While how we feel or what we believe about a group of people can make for interesting conversational fodder, Martin Luther King, Jr.’s words tell us that our feelings and beliefs are irrelevant. Personal sentiments are not what constitute whether something is lawful, constitutional, and rooted in equality.

As a woman who has been granted the opportunity to live with equal rights because of the fight waged by those who came before me, it seems almost an act of dishonor or entitlement to sit back and take what’s mine while others are left behind. I can’t help but feel a twinge of self-indulgence and blind dismissal when we celebrate women or minorities being elected into office while many parts of society force homosexuals in politics to stay in the closet, only to later chase them out of the closet in a public lynching. We might have to consider that the celebration of rights for some groups in the face of their absence for another group is nothing more than a segregated celebration – and therefore, a contradictory one.

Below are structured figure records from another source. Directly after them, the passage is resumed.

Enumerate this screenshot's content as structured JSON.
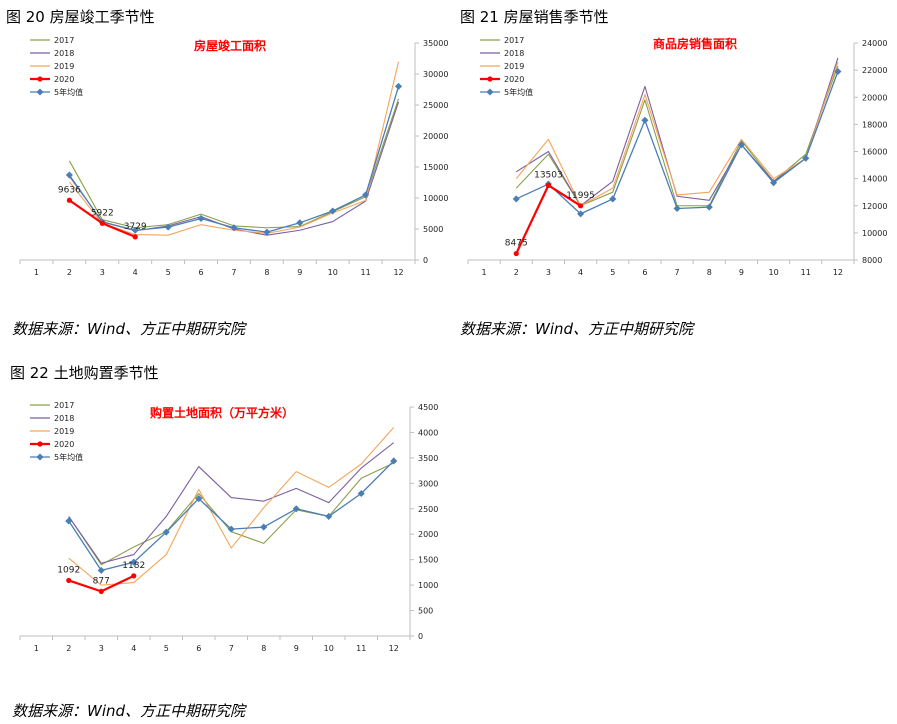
{
  "figures": [
    {
      "caption": "图 20   房屋竣工季节性",
      "source": "数据来源：Wind、方正中期研究院"
    },
    {
      "caption": "图 21   房屋销售季节性",
      "source": "数据来源：Wind、方正中期研究院"
    },
    {
      "caption": "图 22   土地购置季节性",
      "source": "数据来源：Wind、方正中期研究院"
    }
  ],
  "colors": {
    "y2017": "#8aa04a",
    "y2018": "#7b5fa0",
    "y2019": "#f5a55a",
    "y2020": "#ff0000",
    "avg5": "#4a7eb5"
  },
  "chart_data": [
    {
      "type": "line",
      "title": "房屋竣工面积",
      "categories": [
        "1",
        "2",
        "3",
        "4",
        "5",
        "6",
        "7",
        "8",
        "9",
        "10",
        "11",
        "12"
      ],
      "ylim": [
        0,
        35000
      ],
      "yticks": [
        "0",
        "5000",
        "10000",
        "15000",
        "20000",
        "25000",
        "30000",
        "35000"
      ],
      "series": [
        {
          "name": "2017",
          "key": "y2017",
          "values": [
            null,
            16000,
            6500,
            5200,
            5700,
            7400,
            5500,
            5200,
            5400,
            7800,
            10200,
            26000
          ]
        },
        {
          "name": "2018",
          "key": "y2018",
          "values": [
            null,
            13500,
            6200,
            4700,
            5500,
            7000,
            5000,
            4000,
            4800,
            6200,
            9500,
            25500
          ]
        },
        {
          "name": "2019",
          "key": "y2019",
          "values": [
            null,
            12600,
            5900,
            4100,
            4000,
            5700,
            4800,
            4300,
            5300,
            7600,
            9600,
            32000
          ]
        },
        {
          "name": "2020",
          "key": "y2020",
          "values": [
            null,
            9636,
            5922,
            3729,
            null,
            null,
            null,
            null,
            null,
            null,
            null,
            null
          ]
        },
        {
          "name": "5年均值",
          "key": "avg5",
          "values": [
            null,
            13700,
            6100,
            4800,
            5300,
            6700,
            5200,
            4500,
            6000,
            7900,
            10500,
            28000
          ]
        }
      ],
      "labels": [
        {
          "series": "2020",
          "index": 1,
          "text": "9636"
        },
        {
          "series": "2020",
          "index": 2,
          "text": "5922"
        },
        {
          "series": "2020",
          "index": 3,
          "text": "3729"
        }
      ]
    },
    {
      "type": "line",
      "title": "商品房销售面积",
      "categories": [
        "1",
        "2",
        "3",
        "4",
        "5",
        "6",
        "7",
        "8",
        "9",
        "10",
        "11",
        "12"
      ],
      "ylim": [
        8000,
        24000
      ],
      "yticks": [
        "8000",
        "10000",
        "12000",
        "14000",
        "16000",
        "18000",
        "20000",
        "22000",
        "24000"
      ],
      "series": [
        {
          "name": "2017",
          "key": "y2017",
          "values": [
            null,
            13300,
            15800,
            12000,
            13000,
            19800,
            12000,
            12000,
            16800,
            13800,
            15800,
            22300
          ]
        },
        {
          "name": "2018",
          "key": "y2018",
          "values": [
            null,
            14500,
            16000,
            12000,
            13800,
            20800,
            12700,
            12400,
            16500,
            13800,
            15500,
            22900
          ]
        },
        {
          "name": "2019",
          "key": "y2019",
          "values": [
            null,
            14000,
            16900,
            12000,
            13300,
            20200,
            12800,
            13000,
            16900,
            14000,
            15500,
            22600
          ]
        },
        {
          "name": "2020",
          "key": "y2020",
          "values": [
            null,
            8475,
            13503,
            11995,
            null,
            null,
            null,
            null,
            null,
            null,
            null,
            null
          ]
        },
        {
          "name": "5年均值",
          "key": "avg5",
          "values": [
            null,
            12500,
            13600,
            11400,
            12500,
            18300,
            11800,
            11900,
            16500,
            13700,
            15500,
            21900
          ]
        }
      ],
      "labels": [
        {
          "series": "2020",
          "index": 1,
          "text": "8475"
        },
        {
          "series": "2020",
          "index": 2,
          "text": "13503"
        },
        {
          "series": "2020",
          "index": 3,
          "text": "11995"
        }
      ]
    },
    {
      "type": "line",
      "title": "购置土地面积（万平方米）",
      "categories": [
        "1",
        "2",
        "3",
        "4",
        "5",
        "6",
        "7",
        "8",
        "9",
        "10",
        "11",
        "12"
      ],
      "ylim": [
        0,
        4500
      ],
      "yticks": [
        "0",
        "500",
        "1000",
        "1500",
        "2000",
        "2500",
        "3000",
        "3500",
        "4000",
        "4500"
      ],
      "series": [
        {
          "name": "2017",
          "key": "y2017",
          "values": [
            null,
            2350,
            1400,
            1750,
            2050,
            2800,
            2050,
            1820,
            2480,
            2350,
            3100,
            3400
          ]
        },
        {
          "name": "2018",
          "key": "y2018",
          "values": [
            null,
            2350,
            1430,
            1600,
            2350,
            3330,
            2720,
            2650,
            2900,
            2620,
            3300,
            3800
          ]
        },
        {
          "name": "2019",
          "key": "y2019",
          "values": [
            null,
            1530,
            1000,
            1050,
            1600,
            2880,
            1730,
            2520,
            3230,
            2920,
            3380,
            4100
          ]
        },
        {
          "name": "2020",
          "key": "y2020",
          "values": [
            null,
            1092,
            877,
            1182,
            null,
            null,
            null,
            null,
            null,
            null,
            null,
            null
          ]
        },
        {
          "name": "5年均值",
          "key": "avg5",
          "values": [
            null,
            2260,
            1290,
            1450,
            2040,
            2700,
            2100,
            2140,
            2500,
            2350,
            2800,
            3440
          ]
        }
      ],
      "labels": [
        {
          "series": "2020",
          "index": 1,
          "text": "1092"
        },
        {
          "series": "2020",
          "index": 2,
          "text": "877"
        },
        {
          "series": "2020",
          "index": 3,
          "text": "1182"
        }
      ]
    }
  ]
}
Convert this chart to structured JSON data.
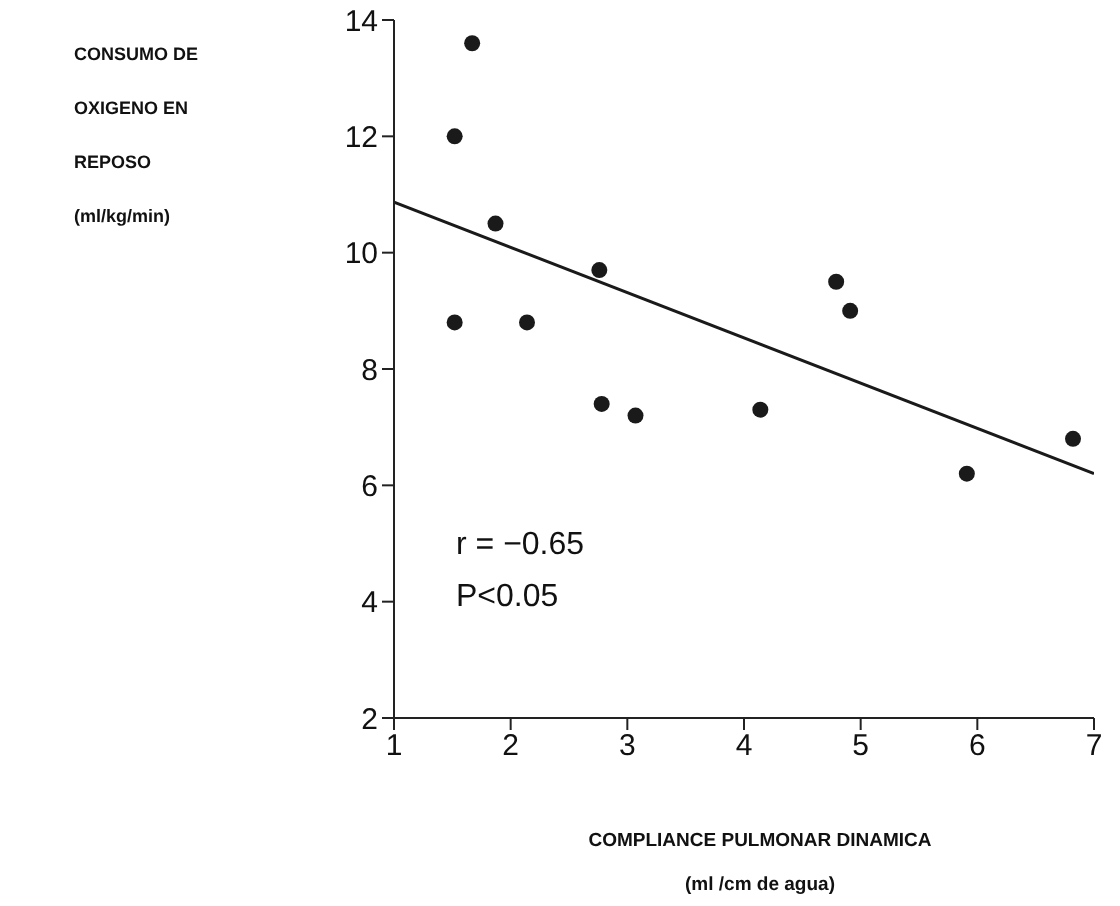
{
  "chart_data": {
    "type": "scatter",
    "xlabel": "COMPLIANCE PULMONAR DINAMICA\n(ml /cm de agua)",
    "ylabel": "CONSUMO DE\nOXIGENO EN\nREPOSO\n(ml/kg/min)",
    "xlim": [
      1,
      7
    ],
    "xticks": [
      1,
      2,
      3,
      4,
      5,
      6,
      7
    ],
    "ylim": [
      2,
      14
    ],
    "yticks": [
      2,
      4,
      6,
      8,
      10,
      12,
      14
    ],
    "annotations": [
      "r = −0.65",
      "P<0.05"
    ],
    "series": [
      {
        "color": "#1a1a1a",
        "marker": "circle",
        "x": [
          1.67,
          1.52,
          1.87,
          1.52,
          2.14,
          2.76,
          2.78,
          3.07,
          4.14,
          4.79,
          4.91,
          5.91,
          6.82
        ],
        "values": [
          13.6,
          12.0,
          10.5,
          8.8,
          8.8,
          9.7,
          7.4,
          7.2,
          7.3,
          9.5,
          9.0,
          6.2,
          6.8
        ]
      },
      {
        "type": "line",
        "color": "#1a1a1a",
        "x": [
          1,
          7
        ],
        "values": [
          10.87,
          6.2
        ]
      }
    ]
  }
}
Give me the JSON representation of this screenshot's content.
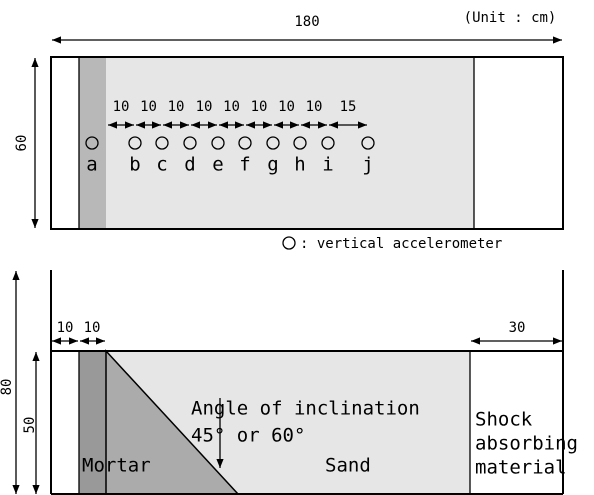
{
  "unit": "(Unit : cm)",
  "top_view": {
    "length": "180",
    "width": "60",
    "spacings": [
      "10",
      "10",
      "10",
      "10",
      "10",
      "10",
      "10",
      "10",
      "15"
    ],
    "sensors": [
      "a",
      "b",
      "c",
      "d",
      "e",
      "f",
      "g",
      "h",
      "i",
      "j"
    ]
  },
  "legend": ": vertical accelerometer",
  "side_view": {
    "height": "80",
    "sand_depth": "50",
    "left_spacings": [
      "10",
      "10"
    ],
    "right_width": "30",
    "angle_label": "Angle of inclination",
    "angle_values": "45° or 60°",
    "mortar": "Mortar",
    "sand": "Sand",
    "absorber": [
      "Shock",
      "absorbing",
      "material"
    ]
  }
}
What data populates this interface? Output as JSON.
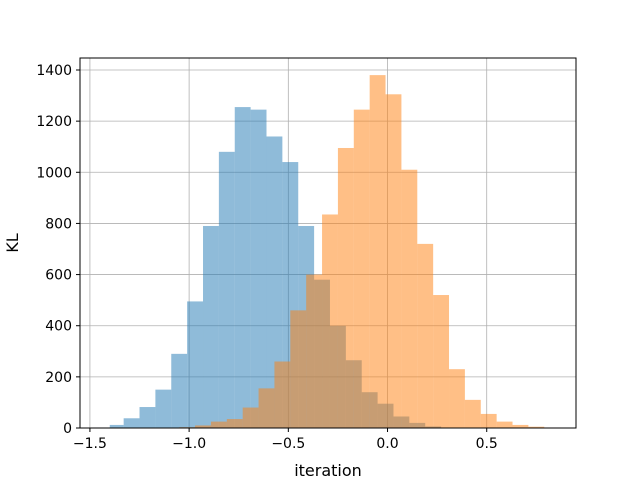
{
  "chart_data": {
    "type": "histogram",
    "title": "",
    "xlabel": "iteration",
    "ylabel": "KL",
    "xlim": [
      -1.55,
      0.95
    ],
    "ylim": [
      0,
      1400
    ],
    "xticks": [
      -1.5,
      -1.0,
      -0.5,
      0.0,
      0.5
    ],
    "xtick_labels": [
      "−1.5",
      "−1.0",
      "−0.5",
      "0.0",
      "0.5"
    ],
    "yticks": [
      0,
      200,
      400,
      600,
      800,
      1000,
      1200,
      1400
    ],
    "ytick_labels": [
      "0",
      "200",
      "400",
      "600",
      "800",
      "1000",
      "1200",
      "1400"
    ],
    "grid": true,
    "legend": "none",
    "series": [
      {
        "color": "#1f77b4",
        "alpha": 0.5,
        "bins": [
          {
            "x0": -1.48,
            "x1": -1.4,
            "value": 2
          },
          {
            "x0": -1.4,
            "x1": -1.33,
            "value": 12
          },
          {
            "x0": -1.33,
            "x1": -1.25,
            "value": 38
          },
          {
            "x0": -1.25,
            "x1": -1.17,
            "value": 82
          },
          {
            "x0": -1.17,
            "x1": -1.09,
            "value": 150
          },
          {
            "x0": -1.09,
            "x1": -1.01,
            "value": 290
          },
          {
            "x0": -1.01,
            "x1": -0.93,
            "value": 495
          },
          {
            "x0": -0.93,
            "x1": -0.85,
            "value": 790
          },
          {
            "x0": -0.85,
            "x1": -0.77,
            "value": 1080
          },
          {
            "x0": -0.77,
            "x1": -0.69,
            "value": 1255
          },
          {
            "x0": -0.69,
            "x1": -0.61,
            "value": 1245
          },
          {
            "x0": -0.61,
            "x1": -0.53,
            "value": 1140
          },
          {
            "x0": -0.53,
            "x1": -0.45,
            "value": 1040
          },
          {
            "x0": -0.45,
            "x1": -0.37,
            "value": 790
          },
          {
            "x0": -0.37,
            "x1": -0.29,
            "value": 580
          },
          {
            "x0": -0.29,
            "x1": -0.21,
            "value": 400
          },
          {
            "x0": -0.21,
            "x1": -0.13,
            "value": 265
          },
          {
            "x0": -0.13,
            "x1": -0.05,
            "value": 140
          },
          {
            "x0": -0.05,
            "x1": 0.03,
            "value": 95
          },
          {
            "x0": 0.03,
            "x1": 0.11,
            "value": 45
          },
          {
            "x0": 0.11,
            "x1": 0.19,
            "value": 20
          },
          {
            "x0": 0.19,
            "x1": 0.27,
            "value": 6
          }
        ]
      },
      {
        "color": "#ff7f0e",
        "alpha": 0.5,
        "bins": [
          {
            "x0": -1.05,
            "x1": -0.97,
            "value": 3
          },
          {
            "x0": -0.97,
            "x1": -0.89,
            "value": 10
          },
          {
            "x0": -0.89,
            "x1": -0.81,
            "value": 25
          },
          {
            "x0": -0.81,
            "x1": -0.73,
            "value": 35
          },
          {
            "x0": -0.73,
            "x1": -0.65,
            "value": 80
          },
          {
            "x0": -0.65,
            "x1": -0.57,
            "value": 155
          },
          {
            "x0": -0.57,
            "x1": -0.49,
            "value": 260
          },
          {
            "x0": -0.49,
            "x1": -0.41,
            "value": 460
          },
          {
            "x0": -0.41,
            "x1": -0.33,
            "value": 600
          },
          {
            "x0": -0.33,
            "x1": -0.25,
            "value": 835
          },
          {
            "x0": -0.25,
            "x1": -0.17,
            "value": 1095
          },
          {
            "x0": -0.17,
            "x1": -0.09,
            "value": 1245
          },
          {
            "x0": -0.09,
            "x1": -0.01,
            "value": 1380
          },
          {
            "x0": -0.01,
            "x1": 0.07,
            "value": 1305
          },
          {
            "x0": 0.07,
            "x1": 0.15,
            "value": 1010
          },
          {
            "x0": 0.15,
            "x1": 0.23,
            "value": 720
          },
          {
            "x0": 0.23,
            "x1": 0.31,
            "value": 520
          },
          {
            "x0": 0.31,
            "x1": 0.39,
            "value": 230
          },
          {
            "x0": 0.39,
            "x1": 0.47,
            "value": 110
          },
          {
            "x0": 0.47,
            "x1": 0.55,
            "value": 55
          },
          {
            "x0": 0.55,
            "x1": 0.63,
            "value": 25
          },
          {
            "x0": 0.63,
            "x1": 0.71,
            "value": 12
          },
          {
            "x0": 0.71,
            "x1": 0.79,
            "value": 5
          },
          {
            "x0": 0.79,
            "x1": 0.87,
            "value": 2
          }
        ]
      }
    ]
  }
}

Today we have the same three groups of reaction as we did back in the civil rights movement – those who fight for the cause, those who fight against the cause, and those who fight to stay out of it. Whether or not one champions gay rights, all must care about the implications of their absence. Regardless of our personal affiliation with the cause, we must always fight for the rights promised to all Americans in the Constitution. Otherwise, we as a country have no foundation. Americans are either all created equal and endowed with certain inalienable rights, or none are. If not, where would we draw the line? Homosexuals were covered under the rights promised to all Americans. It wasn’t until homosexuality faced more public acknowledgement that laws were created to restrict homosexual rights. As other minority populations become more visible, they too risk being restricted by those who disagree with them.

In order to honor and preserve our progress thus far, we as Americans have to rally for human rights for all of our citizens. While it may not be the easiest or most natural inclination, we have to acknowledge that in order to protect the me, we must first work to protect the we.